Rob Marris (Wolverhampton, South-West) (Lab): I would like a slightly greater explanation from the Financial Secretary as I am not sure that I followed it. I thought that the amendment was designed to protect betting agencies or companies that are below the VAT threshold, but the VAT threshold is well below the 2.5 per cent. levy referred to in clause 10, which we have not yet come to. I may have misunderstood the amendment, but my understanding is that, if it goes through, someone running a betting operation below the VAT threshold will pay only 2.5 per cent. tax. If that is the case, it is far too low.
John Healey: Levying VAT, rather than general gaming duty, has two consequences. First, those small bookmakers who are not registered for VAT will have to register. We estimate that there will be around 200 of those. There are approximately 500 to 800 small bookmakers’ premises that belong to bookmakers who fall below the VAT threshold. They will be affected by clause 9 if we do not amend it, because they will not be able to levy VAT and will therefore have to charge the general betting duty, which is not our intention. They would, in effect, be penalised. While the general betting duty is levied at a rate of 15 per cent., the effective rate of VAT is around 12 per cent.
Amendment agreed to.
Question proposed, That the clause, as amended, stand part of the Bill.
Mr. Goodman: As the Minister said in view of the amendment, the Government are attempting, as a result of the European Court judgment—the Financial Secretary did not refer to that—to separate out general betting duties and VAT. This is clearly something that has to be done in the light of the judgment. Unless some point is raised in this debate that would make us want to look at this clause again, we have no intention of opposing it.
John Healey: I welcome the intention of the hon. Member for Wycombe (Mr. Goodman) not to oppose this clause. I hope that the Committee will allow it to stand part of the Bill.

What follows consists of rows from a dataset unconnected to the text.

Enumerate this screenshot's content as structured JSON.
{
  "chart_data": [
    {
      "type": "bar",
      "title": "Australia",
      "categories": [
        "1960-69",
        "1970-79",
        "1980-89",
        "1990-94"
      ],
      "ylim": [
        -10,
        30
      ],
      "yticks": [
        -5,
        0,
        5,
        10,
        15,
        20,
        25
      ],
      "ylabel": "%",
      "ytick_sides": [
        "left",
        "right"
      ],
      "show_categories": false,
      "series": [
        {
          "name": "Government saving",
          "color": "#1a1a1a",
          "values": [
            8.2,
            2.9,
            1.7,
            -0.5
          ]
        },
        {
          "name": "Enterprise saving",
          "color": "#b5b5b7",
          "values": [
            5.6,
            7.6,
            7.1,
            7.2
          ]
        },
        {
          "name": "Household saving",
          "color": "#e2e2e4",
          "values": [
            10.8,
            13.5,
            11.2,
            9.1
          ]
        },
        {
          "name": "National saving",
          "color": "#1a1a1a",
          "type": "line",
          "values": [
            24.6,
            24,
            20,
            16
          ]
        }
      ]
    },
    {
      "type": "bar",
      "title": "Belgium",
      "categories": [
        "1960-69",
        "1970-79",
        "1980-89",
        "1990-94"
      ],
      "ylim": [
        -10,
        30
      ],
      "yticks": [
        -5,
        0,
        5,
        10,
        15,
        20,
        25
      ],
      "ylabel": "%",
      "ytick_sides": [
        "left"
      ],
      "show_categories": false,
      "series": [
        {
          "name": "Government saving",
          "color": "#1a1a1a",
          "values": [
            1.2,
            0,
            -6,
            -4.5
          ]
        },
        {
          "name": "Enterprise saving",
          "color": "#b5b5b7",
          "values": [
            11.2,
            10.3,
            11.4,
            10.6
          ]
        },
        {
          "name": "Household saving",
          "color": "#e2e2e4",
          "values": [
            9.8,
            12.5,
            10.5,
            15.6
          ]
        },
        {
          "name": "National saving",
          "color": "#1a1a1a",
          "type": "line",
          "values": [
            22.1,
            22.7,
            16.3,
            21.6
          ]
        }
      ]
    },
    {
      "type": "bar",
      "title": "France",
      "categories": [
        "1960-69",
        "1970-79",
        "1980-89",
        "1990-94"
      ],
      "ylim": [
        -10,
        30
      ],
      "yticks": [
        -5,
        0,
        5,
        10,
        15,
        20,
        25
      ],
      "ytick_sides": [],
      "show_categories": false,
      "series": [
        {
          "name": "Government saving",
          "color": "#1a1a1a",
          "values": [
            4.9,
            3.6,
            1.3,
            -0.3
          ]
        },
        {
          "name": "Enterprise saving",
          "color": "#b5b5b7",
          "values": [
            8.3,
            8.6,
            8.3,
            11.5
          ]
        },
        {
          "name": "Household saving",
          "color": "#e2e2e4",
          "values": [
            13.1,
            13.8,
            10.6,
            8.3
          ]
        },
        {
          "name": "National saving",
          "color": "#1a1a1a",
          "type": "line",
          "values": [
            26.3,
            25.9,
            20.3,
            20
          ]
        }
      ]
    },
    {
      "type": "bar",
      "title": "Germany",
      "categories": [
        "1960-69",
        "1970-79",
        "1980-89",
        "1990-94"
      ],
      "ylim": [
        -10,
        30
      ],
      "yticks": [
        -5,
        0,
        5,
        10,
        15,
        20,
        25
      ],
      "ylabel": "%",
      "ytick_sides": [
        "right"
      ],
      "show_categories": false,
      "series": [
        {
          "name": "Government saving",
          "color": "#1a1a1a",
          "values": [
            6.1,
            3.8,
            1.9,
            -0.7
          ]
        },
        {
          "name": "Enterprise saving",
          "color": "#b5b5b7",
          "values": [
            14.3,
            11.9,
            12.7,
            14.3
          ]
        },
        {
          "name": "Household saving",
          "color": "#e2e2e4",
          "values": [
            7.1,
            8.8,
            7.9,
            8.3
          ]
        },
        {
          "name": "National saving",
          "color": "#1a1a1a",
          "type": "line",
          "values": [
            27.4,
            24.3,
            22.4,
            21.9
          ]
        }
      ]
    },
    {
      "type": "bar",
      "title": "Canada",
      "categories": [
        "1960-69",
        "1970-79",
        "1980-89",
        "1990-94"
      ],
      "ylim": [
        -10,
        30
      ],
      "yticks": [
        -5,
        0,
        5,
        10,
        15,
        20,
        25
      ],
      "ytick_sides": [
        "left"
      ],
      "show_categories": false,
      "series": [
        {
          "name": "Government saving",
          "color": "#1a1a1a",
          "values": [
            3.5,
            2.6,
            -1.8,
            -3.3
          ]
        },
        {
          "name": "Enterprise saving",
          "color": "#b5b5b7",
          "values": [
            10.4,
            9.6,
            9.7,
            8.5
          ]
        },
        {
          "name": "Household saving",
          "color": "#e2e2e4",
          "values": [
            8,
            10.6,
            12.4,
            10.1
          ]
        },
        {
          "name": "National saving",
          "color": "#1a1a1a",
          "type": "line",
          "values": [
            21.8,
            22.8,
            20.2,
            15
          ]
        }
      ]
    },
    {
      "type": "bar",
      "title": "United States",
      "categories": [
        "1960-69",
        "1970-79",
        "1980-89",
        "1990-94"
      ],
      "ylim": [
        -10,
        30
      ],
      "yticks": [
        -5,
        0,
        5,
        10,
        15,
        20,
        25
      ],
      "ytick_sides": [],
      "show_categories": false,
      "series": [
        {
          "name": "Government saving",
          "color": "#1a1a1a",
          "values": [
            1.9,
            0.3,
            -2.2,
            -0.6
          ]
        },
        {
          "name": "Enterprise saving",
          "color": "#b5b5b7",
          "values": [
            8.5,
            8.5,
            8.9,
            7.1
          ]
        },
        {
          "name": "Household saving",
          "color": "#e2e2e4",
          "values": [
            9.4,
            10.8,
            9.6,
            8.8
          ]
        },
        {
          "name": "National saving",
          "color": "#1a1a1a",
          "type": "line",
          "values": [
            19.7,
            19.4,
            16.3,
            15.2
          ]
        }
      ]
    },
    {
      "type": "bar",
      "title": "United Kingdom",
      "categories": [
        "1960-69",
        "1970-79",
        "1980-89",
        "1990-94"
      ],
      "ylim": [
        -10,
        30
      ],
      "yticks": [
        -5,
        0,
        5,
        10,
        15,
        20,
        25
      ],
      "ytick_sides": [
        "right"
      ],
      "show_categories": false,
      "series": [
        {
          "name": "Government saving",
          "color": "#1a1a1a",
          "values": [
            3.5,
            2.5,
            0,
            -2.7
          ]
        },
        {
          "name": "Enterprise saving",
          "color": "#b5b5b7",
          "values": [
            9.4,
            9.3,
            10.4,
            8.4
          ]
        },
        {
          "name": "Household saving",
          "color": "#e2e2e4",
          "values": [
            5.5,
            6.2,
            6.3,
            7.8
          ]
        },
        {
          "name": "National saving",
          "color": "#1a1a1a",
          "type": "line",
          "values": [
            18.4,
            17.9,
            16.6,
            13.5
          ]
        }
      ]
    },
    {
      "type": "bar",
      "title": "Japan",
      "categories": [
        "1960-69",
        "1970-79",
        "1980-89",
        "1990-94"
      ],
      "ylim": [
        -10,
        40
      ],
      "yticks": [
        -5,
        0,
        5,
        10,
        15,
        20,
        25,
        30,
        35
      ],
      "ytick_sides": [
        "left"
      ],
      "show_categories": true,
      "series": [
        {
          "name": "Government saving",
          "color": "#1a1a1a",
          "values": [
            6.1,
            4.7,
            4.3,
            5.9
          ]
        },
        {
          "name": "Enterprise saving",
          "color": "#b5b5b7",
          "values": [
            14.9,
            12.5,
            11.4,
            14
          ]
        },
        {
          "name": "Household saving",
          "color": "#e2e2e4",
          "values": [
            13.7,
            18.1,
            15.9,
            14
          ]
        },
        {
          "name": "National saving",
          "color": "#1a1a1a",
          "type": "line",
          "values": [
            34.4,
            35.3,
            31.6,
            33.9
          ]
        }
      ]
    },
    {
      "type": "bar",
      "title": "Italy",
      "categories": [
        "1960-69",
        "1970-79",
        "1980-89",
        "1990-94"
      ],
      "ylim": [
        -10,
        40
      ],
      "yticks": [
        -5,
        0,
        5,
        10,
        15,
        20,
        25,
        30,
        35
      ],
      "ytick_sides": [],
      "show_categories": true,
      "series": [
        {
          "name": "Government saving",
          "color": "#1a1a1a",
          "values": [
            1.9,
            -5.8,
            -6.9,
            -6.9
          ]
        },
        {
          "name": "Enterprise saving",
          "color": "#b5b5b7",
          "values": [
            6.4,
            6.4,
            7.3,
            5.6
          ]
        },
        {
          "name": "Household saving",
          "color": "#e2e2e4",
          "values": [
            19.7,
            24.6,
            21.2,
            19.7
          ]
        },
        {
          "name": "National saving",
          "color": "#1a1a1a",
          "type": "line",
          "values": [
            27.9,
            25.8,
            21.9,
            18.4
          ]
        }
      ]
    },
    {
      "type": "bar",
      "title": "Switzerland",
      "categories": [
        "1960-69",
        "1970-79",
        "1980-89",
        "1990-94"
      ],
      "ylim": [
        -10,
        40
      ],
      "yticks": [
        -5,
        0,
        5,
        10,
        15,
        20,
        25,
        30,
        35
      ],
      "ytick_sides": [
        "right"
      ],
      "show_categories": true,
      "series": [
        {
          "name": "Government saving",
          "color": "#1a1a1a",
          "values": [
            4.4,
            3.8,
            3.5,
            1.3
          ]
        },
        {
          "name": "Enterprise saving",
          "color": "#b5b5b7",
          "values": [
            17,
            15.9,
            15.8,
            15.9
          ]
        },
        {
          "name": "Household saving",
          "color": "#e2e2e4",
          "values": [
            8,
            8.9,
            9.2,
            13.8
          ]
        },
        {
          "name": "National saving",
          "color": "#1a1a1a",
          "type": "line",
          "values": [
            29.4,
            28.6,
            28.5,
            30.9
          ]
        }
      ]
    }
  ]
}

Question put and agreed to.
Clause 9, as amended, ordered to stand part ofthe Bill.

Clause 10

Rates of gaming duty
Question proposed, That the clause stand part ofthe Bill.
John Healey: We move on here to gaming duty and gaming duty bands. Clause 10 will increase the gaming duty bands in line with inflation for accounting periods starting on, or after, 1 April 2006. Increasing the value of the duty bands in line with inflation ensures that the real value of the thresholds above which the casino operator is liable to pay the higher rate of tax are maintained.
9.15 am
The industry acknowledges the international nature of the remote gaming industry and recognises that it raises difficult issues for taxation. Nevertheless, the Government will continue the work with the industry over the coming months to consider the shape and rate of a valid tax regime for remote gaming. It is not an easy issue. There are many factors influencing the decision by remote gaming operators about where to locate. It is not clear that the rate of remote gaming duty will be the decisive factor. There may not be a tax solution to the aspiration of bringing remote gaming operators onshore into the United Kingdom and therefore under UK jurisdiction for social regulation purposes.
The decision to delay an announcement resulting from the Budget 2006 on the remote gaming system and bands has been warmly welcomed by the Remote Gambling Association. Officials and I met members of the Remote Gambling Association before the Budget and shall continue meeting them to discuss the implications of this issue. Clause 10 therefore revalorises the existing duty bandings. That is in accordance with the industry expectation and has been the practice of the Government in recent years. I commend the clause to the Committee.